CBN data show that gross official reserves increased by US$1.5bn in February on a 30-day moving average basis to US$29.6bn. The authorities have now achieved reserves accumulation of US$5.7bn since end-October.
By not formally throwing any light on this marked turnaround, they have fuelled the rumour mill. On surer ground we can point to loan disbursements: by the Exim Bank of China in the third quarter of 2016, US$600m by the African Development Bank in November and last month’s successful US$1.0bn Eurobond sale.
The semi-official explanation for the recovery is centred around a pick-up in crude oil production to 1.90 mbpd with effect from November.

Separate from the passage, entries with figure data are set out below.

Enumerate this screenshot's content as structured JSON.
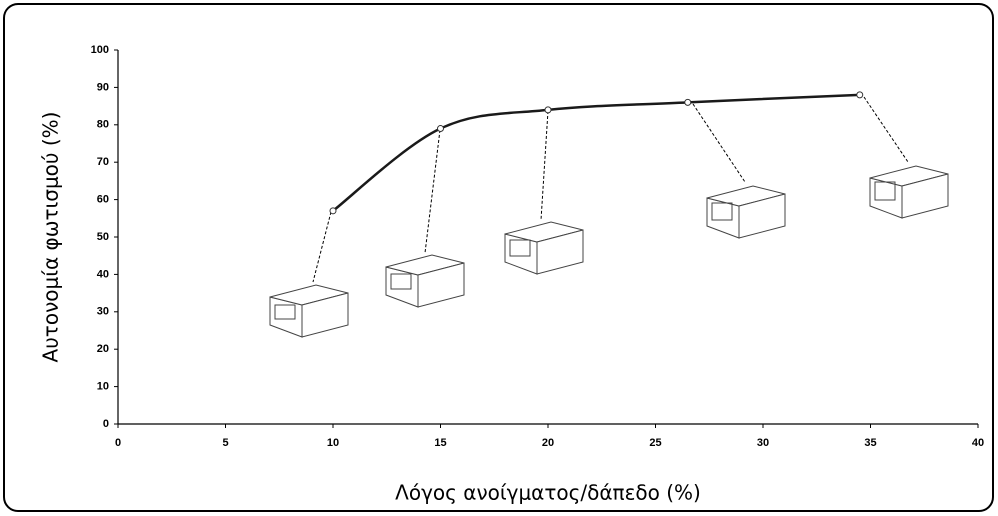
{
  "chart_data": {
    "type": "line",
    "x_label": "Λόγος ανοίγματος/δάπεδο (%)",
    "y_label": "Αυτονομία φωτισμού (%)",
    "x": [
      10,
      15,
      20,
      26.5,
      34.5
    ],
    "series": [
      {
        "color": "#1a1a1a",
        "values": [
          57,
          79,
          84,
          86,
          88
        ]
      }
    ],
    "xlim": [
      0,
      40
    ],
    "xticks": [
      0,
      5,
      10,
      15,
      20,
      25,
      30,
      35,
      40
    ],
    "ylim": [
      0,
      100
    ],
    "yticks": [
      0,
      10,
      20,
      30,
      40,
      50,
      60,
      70,
      80,
      90,
      100
    ]
  }
}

Statements over the past week by officials have put output back at 2.1 mbpd, and even 2.2 mbpd. The price has been stable over the period, at US$53/b to US$56/b.
We are aware of appearing too trusting of official data. However, the trend follows what one should expect: oil revenues increase so reserves increase.
The accumulation will have stiffened the resolve of the authorities to maintain their exchange-rate policy.
The CBN circulars of 21 February on an additional forward sale of fx and on sales for retail such as personal travel and medical bills notwithstanding, its own supply to the market remains modest.
Nigeria’s import cover at the end of February has strengthened to 9.3 months for goods and 7.0 months once we include services, based upon the balance of payments for the 12 months through to September 2016.
We favour this vanilla measure of international liquidity because Nigeria has a relatively strong external balance sheet and because the data are not generally available for other ratios.